We race the two sims through the Rockies-which wins?

by Clockwise from top left: courtesy X-Plane; courtesy Microsoft Flight Simulator (3); courtesy X-Plane (2) Clockwise from top left: courtesy X-Plane; courtesy Microsoft Flight Simulator (3); courtesy X-Plane (2)

On Friday, June 6, Popular Science assistant editor Gregory Mone and I took off in Cessna 172s from Aspen, Colorado, on what should have been easy 20-minute flights to Leadville Airport, 25 miles to the East.



Neither of us made it.



Perhaps it was hubris—when you’re flying over the Rockies, you’d better respect the mountains and know full well what you’re getting into.



Unfortunately, neither of us did.



Or maybe it was inexperience. After all, Mone had, well, zero hours at the controls of any aircraft. I had one hour of total flight training, plus about 20 at the controls of various PC flight simulators.

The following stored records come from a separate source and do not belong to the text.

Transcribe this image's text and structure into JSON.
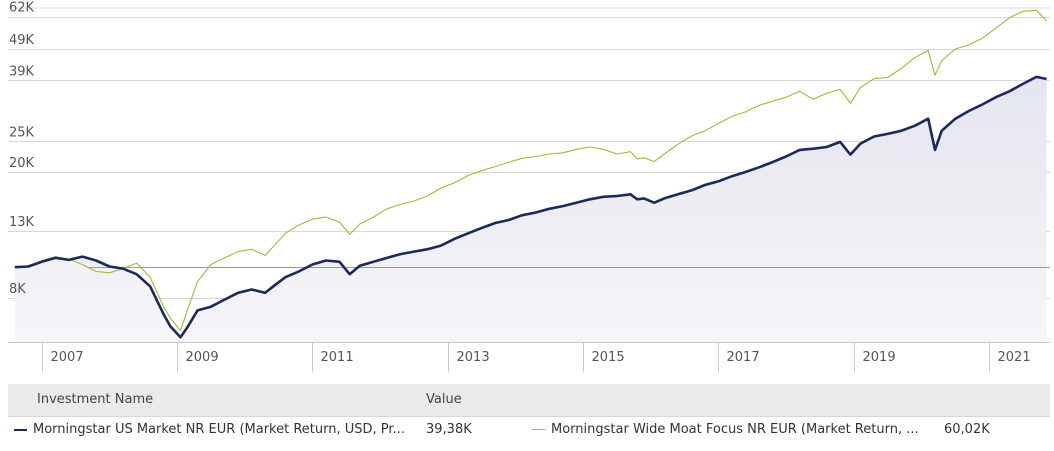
{
  "chart_data": {
    "type": "line",
    "title": "",
    "xlabel": "",
    "ylabel": "",
    "y_scale": "log",
    "ylim": [
      5800,
      68000
    ],
    "xlim": [
      2006.4,
      2021.8
    ],
    "y_ticks": [
      {
        "value": 8000,
        "label": "8K"
      },
      {
        "value": 13000,
        "label": "13K"
      },
      {
        "value": 20000,
        "label": "20K"
      },
      {
        "value": 25000,
        "label": "25K"
      },
      {
        "value": 39000,
        "label": "39K"
      },
      {
        "value": 49000,
        "label": "49K"
      },
      {
        "value": 62000,
        "label": "62K"
      }
    ],
    "baseline": 10000,
    "x_ticks": [
      {
        "value": 2007,
        "label": "2007"
      },
      {
        "value": 2009,
        "label": "2009"
      },
      {
        "value": 2011,
        "label": "2011"
      },
      {
        "value": 2013,
        "label": "2013"
      },
      {
        "value": 2015,
        "label": "2015"
      },
      {
        "value": 2017,
        "label": "2017"
      },
      {
        "value": 2019,
        "label": "2019"
      },
      {
        "value": 2021,
        "label": "2021"
      }
    ],
    "series": [
      {
        "name": "Morningstar US Market NR EUR (Market Return, USD, Pr...",
        "color": "#1b2a5e",
        "fill": true,
        "x": [
          2006.5,
          2006.7,
          2006.9,
          2007.1,
          2007.3,
          2007.5,
          2007.7,
          2007.9,
          2008.1,
          2008.3,
          2008.5,
          2008.7,
          2008.8,
          2008.95,
          2009.05,
          2009.2,
          2009.4,
          2009.6,
          2009.8,
          2010.0,
          2010.2,
          2010.35,
          2010.5,
          2010.7,
          2010.9,
          2011.1,
          2011.3,
          2011.45,
          2011.6,
          2011.8,
          2012.0,
          2012.2,
          2012.4,
          2012.6,
          2012.8,
          2013.0,
          2013.2,
          2013.4,
          2013.6,
          2013.8,
          2014.0,
          2014.2,
          2014.4,
          2014.6,
          2014.8,
          2015.0,
          2015.2,
          2015.4,
          2015.6,
          2015.7,
          2015.8,
          2015.95,
          2016.1,
          2016.3,
          2016.5,
          2016.7,
          2016.9,
          2017.1,
          2017.3,
          2017.5,
          2017.7,
          2017.9,
          2018.1,
          2018.3,
          2018.5,
          2018.7,
          2018.85,
          2019.0,
          2019.2,
          2019.4,
          2019.6,
          2019.8,
          2020.0,
          2020.1,
          2020.2,
          2020.4,
          2020.6,
          2020.8,
          2021.0,
          2021.2,
          2021.4,
          2021.6,
          2021.75
        ],
        "values": [
          10000,
          10050,
          10400,
          10700,
          10550,
          10800,
          10500,
          10050,
          9900,
          9500,
          8700,
          7100,
          6500,
          6000,
          6450,
          7300,
          7500,
          7900,
          8300,
          8500,
          8300,
          8800,
          9300,
          9700,
          10200,
          10500,
          10400,
          9500,
          10100,
          10400,
          10700,
          11000,
          11200,
          11400,
          11700,
          12300,
          12800,
          13300,
          13800,
          14100,
          14600,
          14900,
          15300,
          15600,
          16000,
          16400,
          16700,
          16800,
          17000,
          16400,
          16500,
          16000,
          16500,
          17000,
          17500,
          18200,
          18700,
          19400,
          20000,
          20700,
          21500,
          22400,
          23500,
          23700,
          24000,
          24900,
          22700,
          24600,
          25900,
          26400,
          27000,
          28000,
          29500,
          23500,
          27000,
          29500,
          31200,
          32700,
          34500,
          36000,
          38000,
          40000,
          39380
        ]
      },
      {
        "name": "Morningstar Wide Moat Focus NR EUR (Market Return, ...",
        "color": "#a7b835",
        "fill": false,
        "x": [
          2006.5,
          2006.7,
          2006.9,
          2007.1,
          2007.3,
          2007.5,
          2007.7,
          2007.9,
          2008.1,
          2008.3,
          2008.5,
          2008.7,
          2008.8,
          2008.95,
          2009.05,
          2009.2,
          2009.4,
          2009.6,
          2009.8,
          2010.0,
          2010.2,
          2010.35,
          2010.5,
          2010.7,
          2010.9,
          2011.1,
          2011.3,
          2011.45,
          2011.6,
          2011.8,
          2012.0,
          2012.2,
          2012.4,
          2012.6,
          2012.8,
          2013.0,
          2013.2,
          2013.4,
          2013.6,
          2013.8,
          2014.0,
          2014.2,
          2014.4,
          2014.6,
          2014.8,
          2015.0,
          2015.2,
          2015.4,
          2015.6,
          2015.7,
          2015.8,
          2015.95,
          2016.1,
          2016.3,
          2016.5,
          2016.7,
          2016.9,
          2017.1,
          2017.3,
          2017.5,
          2017.7,
          2017.9,
          2018.1,
          2018.3,
          2018.5,
          2018.7,
          2018.85,
          2019.0,
          2019.2,
          2019.4,
          2019.6,
          2019.8,
          2020.0,
          2020.1,
          2020.2,
          2020.4,
          2020.6,
          2020.8,
          2021.0,
          2021.2,
          2021.4,
          2021.6,
          2021.75
        ],
        "values": [
          10000,
          10100,
          10500,
          10800,
          10600,
          10200,
          9700,
          9600,
          9900,
          10300,
          9300,
          7500,
          6900,
          6300,
          7300,
          9000,
          10200,
          10700,
          11200,
          11400,
          10900,
          11800,
          12800,
          13600,
          14200,
          14400,
          13900,
          12700,
          13700,
          14400,
          15300,
          15800,
          16200,
          16800,
          17800,
          18500,
          19500,
          20200,
          20800,
          21500,
          22100,
          22400,
          22800,
          23000,
          23600,
          24000,
          23600,
          22800,
          23200,
          22000,
          22200,
          21600,
          22800,
          24500,
          26000,
          27000,
          28500,
          30000,
          31000,
          32500,
          33500,
          34500,
          36000,
          34000,
          35500,
          36500,
          33000,
          37000,
          39500,
          39800,
          42500,
          46000,
          48500,
          40500,
          45000,
          49000,
          50500,
          53000,
          57000,
          61500,
          64500,
          65000,
          60020
        ]
      }
    ]
  },
  "legend": {
    "header_name": "Investment Name",
    "header_value": "Value",
    "entries": [
      {
        "name": "Morningstar US Market NR EUR (Market Return, USD, Pr...",
        "value": "39,38K",
        "color": "#1b2a5e"
      },
      {
        "name": "Morningstar Wide Moat Focus NR EUR (Market Return, ...",
        "value": "60,02K",
        "color": "#a7b835"
      }
    ]
  }
}
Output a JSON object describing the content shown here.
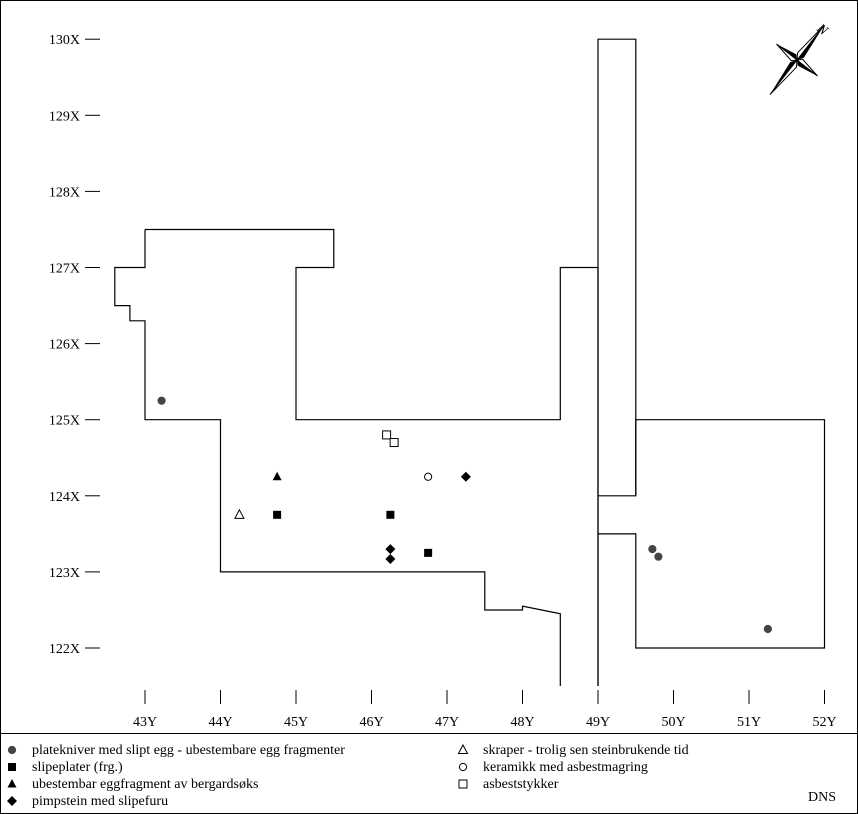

Fortunately, that’s exactly what we were flying. I had Microsoft’s Flight Simulator 2002 on a PC laptop, and Mone flew X-Plane aboard an Apple PowerBook. The two sims are each other’s only competitors, and their respective fan bases are fiercely loyal. Microsoft’s is the commercial favorite, but X-Plane is quickly earning credibility and respect for its highly accurate flight model (see “Austin & Goliath,” Popular Science, August 2003). We flew the two competing flight simulators head to head in identical scenarios to see which reigned supreme, at least in our minds.



We both flew Cessna 172s because those are two airplanes both sims have in common. I chose a flight through the Rockies to better showcase the scenery. What I neglected to factor in was the challenge of flying at such high altitudes—upwards of 7,000 feet in each case. Leadville is the third-highest airport in the world, and Aspen isn’t exactly sea level. Because of the highly accurate flight models in both programs, the airplanes’ performance suffered at high altitude, due to the thin air. They took longer to climb higher—making the surrounding mountains formidable hurdles.



After I gave Mone an introduction to the flight controls and the instrumentation, we parked ourselves at the ends of our respective runways. They actually were the same runways—just rendered differently in each program.